Many parts of ASP.NET are a part of the Microsoft .NET Framework, these include ASP.NET Web Forms, Controls, Modules, Handlers and more. For more information see .NET Platform Support.
Support for .NET 4.5.2 follows the lifecycle policy of the parent operating system. It is supported as a Windows component on the latest required operating system update for Windows Vista SP2, Windows 7 SP1, Windows Server 2008 SP2, Windows Server 2008 R2 SP1, Windows 8.1 Update, Windows Server 2012, and Windows Server 2012 R2.

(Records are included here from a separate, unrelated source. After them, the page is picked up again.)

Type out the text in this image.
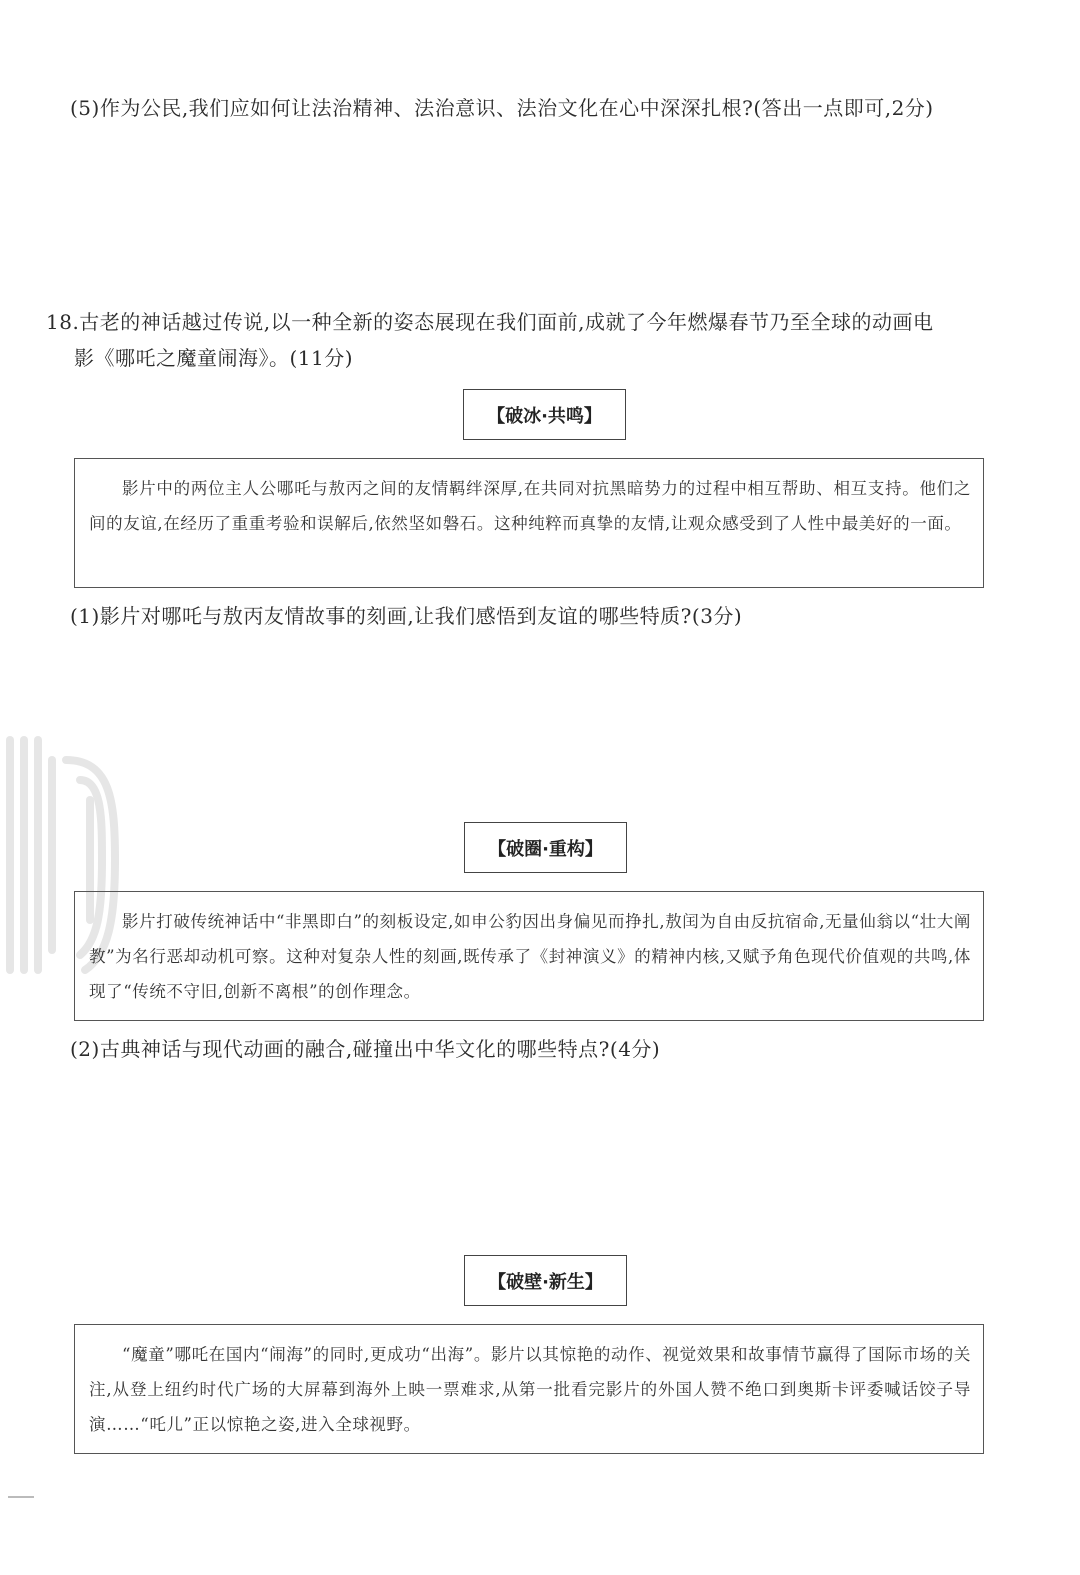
(5)作为公民,我们应如何让法治精神、法治意识、法治文化在心中深深扎根?(答出一点即可,2分)
18.古老的神话越过传说,以一种全新的姿态展现在我们面前,成就了今年燃爆春节乃至全球的动画电
影《哪吒之魔童闹海》。(11分)
【破冰·共鸣】
影片中的两位主人公哪吒与敖丙之间的友情羁绊深厚,在共同对抗黑暗势力的过程中相互帮助、相互支持。他们之间的友谊,在经历了重重考验和误解后,依然坚如磐石。这种纯粹而真挚的友情,让观众感受到了人性中最美好的一面。
(1)影片对哪吒与敖丙友情故事的刻画,让我们感悟到友谊的哪些特质?(3分)
【破圈·重构】
影片打破传统神话中“非黑即白”的刻板设定,如申公豹因出身偏见而挣扎,敖闰为自由反抗宿命,无量仙翁以“壮大阐教”为名行恶却动机可察。这种对复杂人性的刻画,既传承了《封神演义》的精神内核,又赋予角色现代价值观的共鸣,体现了“传统不守旧,创新不离根”的创作理念。
(2)古典神话与现代动画的融合,碰撞出中华文化的哪些特点?(4分)
【破壁·新生】
“魔童”哪吒在国内“闹海”的同时,更成功“出海”。影片以其惊艳的动作、视觉效果和故事情节赢得了国际市场的关注,从登上纽约时代广场的大屏幕到海外上映一票难求,从第一批看完影片的外国人赞不绝口到奥斯卡评委喊话饺子导演……“吒儿”正以惊艳之姿,进入全球视野。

Products Released: Windows Server 2012 R2 Standard
Lifecycle Start Date: 11/25/2013
Mainstream Support End Date: 10/9/2018
Extended Support End Date: 10/10/2023
Service Pack Support End Date: [empty]
Notes: Mainstream and Extended support for this product has been extended to provide customers with the standard lifecycle transition timeline. For up to 6 years of additional support beyond Extended Support, please see the Premium Assurance website.
.NET 4.7 shipped earlier this year and includes Web Forms support. Looking at the support lifecycle page, I can see how the order of answers calling out .NET 4.5.2 at the top might be confusing. The last answer on that page (
What is the Lifecycle Policy for the different versions of the .NET Framework?) is the one I think you want - it indicates that .NET Framework 4.7 ships with Windows Server 2016 and Windows 10 CU (1703), which pushes you out to 2022 (minimum, every release keeps resetting the clock) for Mainstream Support.